Hong Kong’s sole rail operator MTR Corporation - currently embroiled in a construction scandal - reported net profit and revenue decreases for the first six months of the year on Thursday - due to lower property income.
The train services operator posted a 12.1 percent year-on-year decrease in revenue to HK$26.37 million for the first half, while net profit attributable to shareholders fell 5.3 percent to HK$7.08 million.
The company said the main reason for this is that Tiara - its residential and commercial development project in Shenzhen – did not report any significant revenues and profits last year.
But its transport operations in Hong Kong, the MTRC’s core business, grew on the back of the city’s strong economic growth. This helped lift passenger numbers by 2.3 percent to 997.8 million for the period - a record high. Revenue from transport operations increased 4.1 percent to HK$9.32 billion.
As the city’s sole rail operator, MTRC’s overall share of the franchised public transport market in Hong Kong reached 49.2 percent in the first five months of the year.
Strong economic growth and a rebounding retail sector are likely to continue boosting the company’s Hong Kong business, Chief Executive Officer Lincoln Leong Kwok-kuen told reporters when releasing the interim results.
It was also announced on Tuesday that Leong is about to retire ahead of schedule when a successor can be hired in the wake of the corner-cutting scandal at Hung Hom Station of the Sha Tin to Central Link.
He apologized for the scandal several times at Thursday’s media briefing.
The interim report reveals the company has not made any provisions in respect to the Sha Tin to Central Link project
“We have learnt a number of lessons from recent events with Sha Tin-Central Link,” Leong said.

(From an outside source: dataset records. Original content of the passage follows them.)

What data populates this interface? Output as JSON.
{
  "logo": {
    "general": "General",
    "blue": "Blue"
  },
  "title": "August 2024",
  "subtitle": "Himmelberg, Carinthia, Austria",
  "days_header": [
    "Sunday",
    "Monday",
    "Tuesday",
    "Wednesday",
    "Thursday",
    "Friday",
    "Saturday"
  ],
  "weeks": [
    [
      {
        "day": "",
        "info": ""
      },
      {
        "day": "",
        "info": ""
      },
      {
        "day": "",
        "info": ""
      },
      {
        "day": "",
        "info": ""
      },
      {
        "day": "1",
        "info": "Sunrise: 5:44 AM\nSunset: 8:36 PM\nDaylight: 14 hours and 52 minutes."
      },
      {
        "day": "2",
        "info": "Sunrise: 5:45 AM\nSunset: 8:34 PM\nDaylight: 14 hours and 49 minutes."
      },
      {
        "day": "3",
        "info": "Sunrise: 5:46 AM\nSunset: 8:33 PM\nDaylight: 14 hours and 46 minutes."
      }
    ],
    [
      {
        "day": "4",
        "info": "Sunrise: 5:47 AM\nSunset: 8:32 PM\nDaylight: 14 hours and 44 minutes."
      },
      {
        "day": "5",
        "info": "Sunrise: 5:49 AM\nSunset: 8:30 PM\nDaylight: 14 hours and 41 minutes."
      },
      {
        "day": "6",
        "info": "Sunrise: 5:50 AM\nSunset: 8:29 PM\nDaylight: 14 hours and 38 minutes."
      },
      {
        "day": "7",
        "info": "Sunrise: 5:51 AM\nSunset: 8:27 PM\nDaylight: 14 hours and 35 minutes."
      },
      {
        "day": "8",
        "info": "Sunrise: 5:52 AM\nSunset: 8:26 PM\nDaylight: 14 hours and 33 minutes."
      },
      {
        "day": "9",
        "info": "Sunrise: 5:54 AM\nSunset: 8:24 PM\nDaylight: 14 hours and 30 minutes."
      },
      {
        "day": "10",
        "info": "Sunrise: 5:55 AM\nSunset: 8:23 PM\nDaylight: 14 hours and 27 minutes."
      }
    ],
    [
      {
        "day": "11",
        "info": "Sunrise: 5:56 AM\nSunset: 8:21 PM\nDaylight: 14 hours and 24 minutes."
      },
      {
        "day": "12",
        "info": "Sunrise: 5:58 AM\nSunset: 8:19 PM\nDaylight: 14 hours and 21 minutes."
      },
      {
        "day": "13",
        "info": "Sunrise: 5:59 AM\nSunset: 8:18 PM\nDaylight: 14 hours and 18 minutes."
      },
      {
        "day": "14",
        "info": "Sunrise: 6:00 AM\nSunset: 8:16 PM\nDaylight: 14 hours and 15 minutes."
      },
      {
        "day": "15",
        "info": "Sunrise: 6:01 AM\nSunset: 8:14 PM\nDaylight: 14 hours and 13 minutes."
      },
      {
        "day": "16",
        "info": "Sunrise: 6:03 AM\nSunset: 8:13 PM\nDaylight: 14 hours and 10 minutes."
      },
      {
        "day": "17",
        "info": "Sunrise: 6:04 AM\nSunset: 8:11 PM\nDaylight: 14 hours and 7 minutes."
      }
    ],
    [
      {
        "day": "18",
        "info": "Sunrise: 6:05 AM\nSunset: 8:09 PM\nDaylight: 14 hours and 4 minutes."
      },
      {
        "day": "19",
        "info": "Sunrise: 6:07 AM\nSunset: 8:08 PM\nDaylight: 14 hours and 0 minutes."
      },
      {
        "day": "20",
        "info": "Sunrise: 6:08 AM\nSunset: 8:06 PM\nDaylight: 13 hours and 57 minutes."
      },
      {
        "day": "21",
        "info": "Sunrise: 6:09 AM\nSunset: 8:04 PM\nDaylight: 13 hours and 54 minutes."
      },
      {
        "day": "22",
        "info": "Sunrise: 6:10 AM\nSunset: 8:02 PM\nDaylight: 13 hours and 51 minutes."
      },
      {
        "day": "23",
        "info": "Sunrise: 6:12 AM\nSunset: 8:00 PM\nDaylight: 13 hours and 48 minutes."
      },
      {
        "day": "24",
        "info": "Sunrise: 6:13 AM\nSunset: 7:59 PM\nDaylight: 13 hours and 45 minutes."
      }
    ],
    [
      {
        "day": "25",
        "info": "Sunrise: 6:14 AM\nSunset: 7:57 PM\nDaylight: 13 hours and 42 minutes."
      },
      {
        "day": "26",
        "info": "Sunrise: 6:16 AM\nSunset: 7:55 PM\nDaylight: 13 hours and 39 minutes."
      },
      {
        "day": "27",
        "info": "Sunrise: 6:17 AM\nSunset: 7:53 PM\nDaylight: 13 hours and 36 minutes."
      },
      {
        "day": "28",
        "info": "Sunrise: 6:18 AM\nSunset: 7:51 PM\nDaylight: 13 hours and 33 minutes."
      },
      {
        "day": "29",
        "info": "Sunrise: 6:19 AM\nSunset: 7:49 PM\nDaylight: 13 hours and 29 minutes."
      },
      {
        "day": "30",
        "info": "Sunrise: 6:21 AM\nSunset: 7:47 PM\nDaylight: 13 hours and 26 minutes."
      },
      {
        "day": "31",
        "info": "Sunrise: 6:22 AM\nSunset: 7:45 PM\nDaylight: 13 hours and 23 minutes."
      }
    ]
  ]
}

Asked whether the scandal will affect the company’s financial performance, Leong said MTRC is just the manager of the project, while the special administrative region government is the owner and will pay for it. This is based on an entrustment agreement it has with the government.
Herbert Hui Leung-wah, finance director of MTRC, said the company had posted a project management fee of HK$445 million for the first half.
The interim report reveals the company has not made any provisions in respect to the Sha Tin to Central Link project. Up until June 30, MTRC had not received any claims from the government.
The scandal of Sha Tin to Central Link project forced the railway giant to halt trading its shares and debt securities on Tuesday afternoon.
MTRC shares resumed trading on Wednesday morning. They reached a five-month low at HK$40.95 on Thursday and ended 1.8 percent lower.
The company proposed an interim ordinary dividend of HK 25 cents per share.